Information Security Engineer
H.I.G. Capital, Coral Gables, FL, United States
Firm Overview:
H.I.G. Capital is a leading global private equity investment firm with $65 billion of assets under management. The H.I.G. family of funds includes private equity, growth equity, real estate, debt/credit, lending and BioHealth. We align ourselves with committed management teams and entrepreneurs and help build businesses of significant value. Our team of over 500 investment professionals has substantial operating, consulting, technology, and financial management experience, enabling us to contribute meaningfully to our portfolio companies. We invest in companies throughout the U.S., Europe, and Latin America have offices in Miami, New York, Boston, Chicago, Dallas, Los Angeles, San Francisco, and Stamford in the U.S., and affiliate offices in London, Hamburg, Luxembourg, Madrid, Milan, and Paris in Europe as well as Bogotá, Mexico City and Rio de Janeiro in South America. Our funds invest in many types of transactions, including, leveraged buy outs, distressed debt, venture capital and real estate.
Role Overview:
The Information Security Engineer is a key member of the firm's Security Operations Group and the wider Information Security Group. This role is instrumental in protecting the firm’s technology and data assets from cyber threats and reducing cyber risk. Responsibilities include the planning, implementation, and ongoing management of the firm's cybersecurity controls, as well as contributing to the secure design of systems and infrastructure. This role will involve hands-on security engineering tasks, while also providing input into the architecture of secure solutions to ensure that security is embedded throughout the lifecycle of technology deployments. The engineer will conduct security assessments, participate in incident response efforts, and provide guidance on security best practices, ensuring the security and integrity of the firm’s assets.
Role Responsibilities:
Primary Responsibilities:
- Design, implement, and monitor security measures to protect technology and data assets, incorporating security best practices during system implementation.
- Identify and define security requirements for new and existing technology assets, ensuring that security is embedded into the design and architecture of solutions.
- Assist in the secure design of systems and applications, applying basic security architecture principles to ensure robust protection.
- Install, maintain, configure, and troubleshoot security platforms, including endpoint security and cloud security solutions.
- Develop technical solutions and security tools to help mitigate vulnerabilities and automate routine tasks.
- Participate in incident response efforts, including forensic examination of compromised systems and recommending architecture changes to prevent future incidents.
- Author reports, including findings from assessments, incidents, and recommendations for system security improvements.
- Review security tools and controls to ensure they align with industry standards and are optimized for effectiveness.
- Assist in performing risk assessments to identify vulnerabilities and design appropriate mitigating controls and action plans.
- Collaborate with IT teams to remediate security vulnerabilities and ensure secure configurations.
- Adhere to confidentiality policy, code of ethics, other firm policies/procedures, and compliance policies/procedures.
- Monitor threat intelligence feeds to stay informed of relevant threats and integrate those findings into ongoing security operations.
- Monitoring security telemetry data for unusual or suspicious activity.
- Mentor junior staff and provide training on security best practices and secure engineering principles.
Secondary Responsibilities:
- Assist in User Access Reviews, controls testing, and tracking the remediation of issues.
- Contribute to the development of security awareness programs, helping educate staff on security best practices.
- Support internal and external auditors during security reviews and help address any security- related audit recommendations.
- Stay up-to-date on laws, regulations, and industry trends to ensure the firm’s security practices remain current and effective.
Requirements & Qualifications:
- Bachelor’s or Master’s degree in Computer Science, Information Systems, or a related field.
- At least five years of experience in a related role, with a focus on security engineering and some exposure to security architecture concepts.
- Hands-on experience with security platforms, including firewalls, cloud security, IDS/IPS, endpoint security, and identity and access management.

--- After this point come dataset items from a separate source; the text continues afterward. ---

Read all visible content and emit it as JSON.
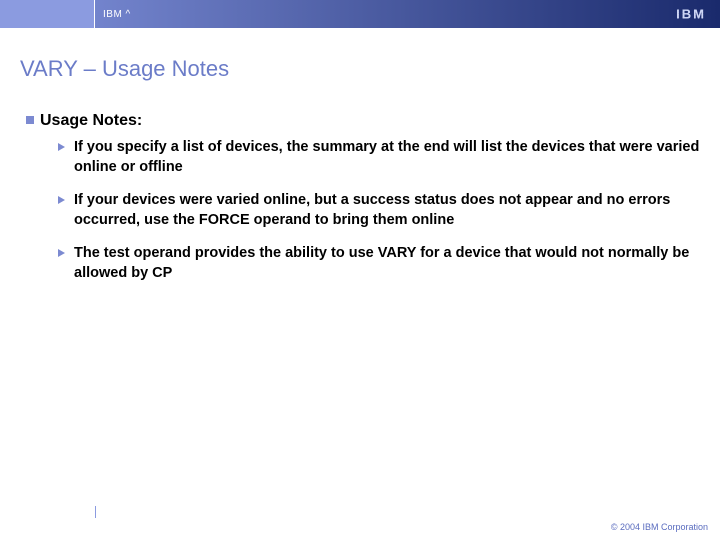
{
  "header": {
    "brand": "IBM ^",
    "logo": "IBM"
  },
  "slide": {
    "title": "VARY – Usage Notes"
  },
  "section": {
    "heading": "Usage Notes:",
    "bullets": [
      "If you specify a list of devices, the summary at the end will list the devices that were varied online or offline",
      "If your devices were varied online, but a success status does not appear and no errors occurred, use the FORCE operand to bring them online",
      "The test operand provides the ability to use VARY for a device that would not normally be allowed by CP"
    ]
  },
  "footer": {
    "copyright": "© 2004 IBM Corporation"
  }
}
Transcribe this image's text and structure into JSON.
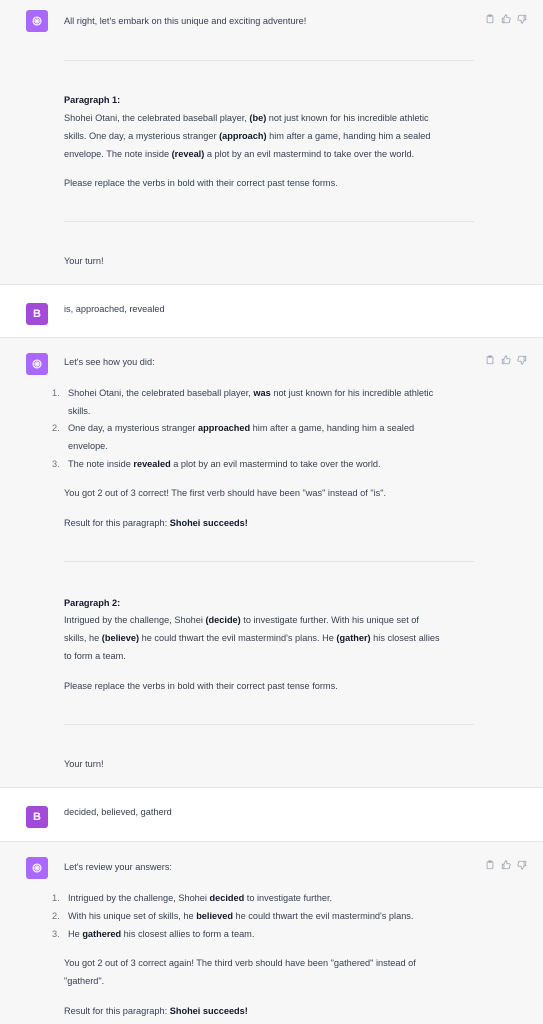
{
  "messages": {
    "m1": {
      "intro": "All right, let's embark on this unique and exciting adventure!",
      "heading": "Paragraph 1:",
      "p_lines": [
        [
          "Shohei Otani, the celebrated baseball player, ",
          "(be)",
          " not just known for his incredible athletic"
        ],
        [
          "skills. One day, a mysterious stranger ",
          "(approach)",
          " him after a game, handing him a sealed"
        ],
        [
          "envelope. The note inside ",
          "(reveal)",
          " a plot by an evil mastermind to take over the world."
        ]
      ],
      "instruction": "Please replace the verbs in bold with their correct past tense forms.",
      "your_turn": "Your turn!"
    },
    "u1": {
      "avatar": "B",
      "text": "is, approached, revealed"
    },
    "m2": {
      "intro": "Let's see how you did:",
      "items": [
        {
          "n": "1.",
          "line1": [
            "Shohei Otani, the celebrated baseball player, ",
            "was",
            " not just known for his incredible athletic"
          ],
          "line2": "skills."
        },
        {
          "n": "2.",
          "line1": [
            "One day, a mysterious stranger ",
            "approached",
            " him after a game, handing him a sealed"
          ],
          "line2": "envelope."
        },
        {
          "n": "3.",
          "line1": [
            "The note inside ",
            "revealed",
            " a plot by an evil mastermind to take over the world."
          ],
          "line2": ""
        }
      ],
      "score": "You got 2 out of 3 correct! The first verb should have been \"was\" instead of \"is\".",
      "result_label": "Result for this paragraph: ",
      "result_value": "Shohei succeeds!",
      "heading": "Paragraph 2:",
      "p_lines": [
        [
          "Intrigued by the challenge, Shohei ",
          "(decide)",
          " to investigate further. With his unique set of"
        ],
        [
          "skills, he ",
          "(believe)",
          " he could thwart the evil mastermind's plans. He ",
          "(gather)",
          " his closest allies"
        ],
        [
          "to form a team."
        ]
      ],
      "instruction": "Please replace the verbs in bold with their correct past tense forms.",
      "your_turn": "Your turn!"
    },
    "u2": {
      "avatar": "B",
      "text": "decided, believed, gatherd"
    },
    "m3": {
      "intro": "Let's review your answers:",
      "items": [
        {
          "n": "1.",
          "parts": [
            "Intrigued by the challenge, Shohei ",
            "decided",
            " to investigate further."
          ]
        },
        {
          "n": "2.",
          "parts": [
            "With his unique set of skills, he ",
            "believed",
            " he could thwart the evil mastermind's plans."
          ]
        },
        {
          "n": "3.",
          "parts": [
            "He ",
            "gathered",
            " his closest allies to form a team."
          ]
        }
      ],
      "score_line1": "You got 2 out of 3 correct again! The third verb should have been \"gathered\" instead of",
      "score_line2": "\"gatherd\".",
      "result_label": "Result for this paragraph: ",
      "result_value": "Shohei succeeds!"
    }
  },
  "icons": {
    "copy": "clipboard-icon",
    "up": "thumbs-up-icon",
    "down": "thumbs-down-icon",
    "assistant": "openai-logo-icon"
  },
  "colors": {
    "assistant_avatar": "#ab68ff",
    "user_avatar": "#a34ad6"
  }
}
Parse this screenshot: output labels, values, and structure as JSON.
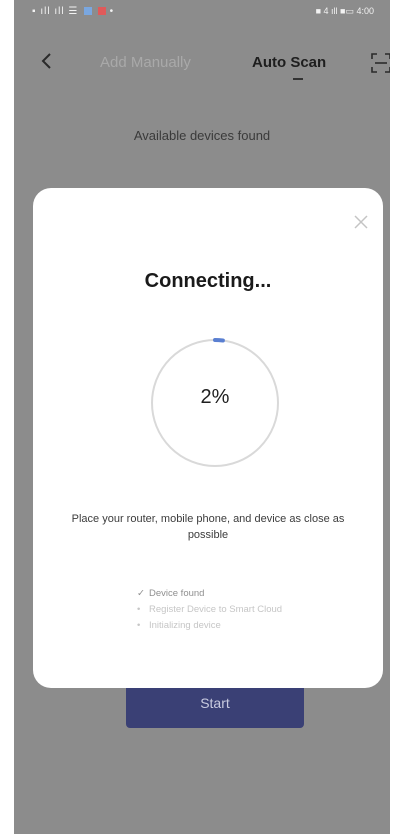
{
  "status_bar": {
    "left_text": "",
    "right_text": "■ 4 ıll ■▭ 4:00"
  },
  "nav": {
    "tab_manual": "Add Manually",
    "tab_auto": "Auto Scan"
  },
  "main": {
    "found_text": "Available devices found",
    "start_button_label": "Start"
  },
  "dialog": {
    "title": "Connecting...",
    "progress_text": "2%",
    "progress_value": 0.02,
    "hint": "Place your router, mobile phone, and device as close as possible",
    "steps": [
      {
        "mark": "✓",
        "label": "Device found"
      },
      {
        "mark": "•",
        "label": "Register Device to Smart Cloud"
      },
      {
        "mark": "•",
        "label": "Initializing device"
      }
    ]
  },
  "colors": {
    "backdrop": "#8c8c8c",
    "dialog_bg": "#ffffff",
    "button_bg": "#3a4075",
    "progress_accent": "#5a7fd1",
    "progress_track": "#d9d9d9"
  }
}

- Proven experience in system security engineering, with a working knowledge of secure system design and architecture principles.
- Knowledge of risk assessment tools, vulnerability management, and remediation strategies.
- Experience with security frameworks, such as NIST CSF or CIS Top 18, and an understanding of current regulatory requirements.
- Strong analytical skills, with the ability to assess and mitigate security risks within technology environments.
- Excellent communication skills, with the ability to explain technical security concepts to both technical and non-technical audiences.
- Professional security certifications, such as CISSP, CEH, or equivalent, are desirable.
- Typical office environment with extended periods of sitting and computer use.
- Occasional domestic and international business travel may be required.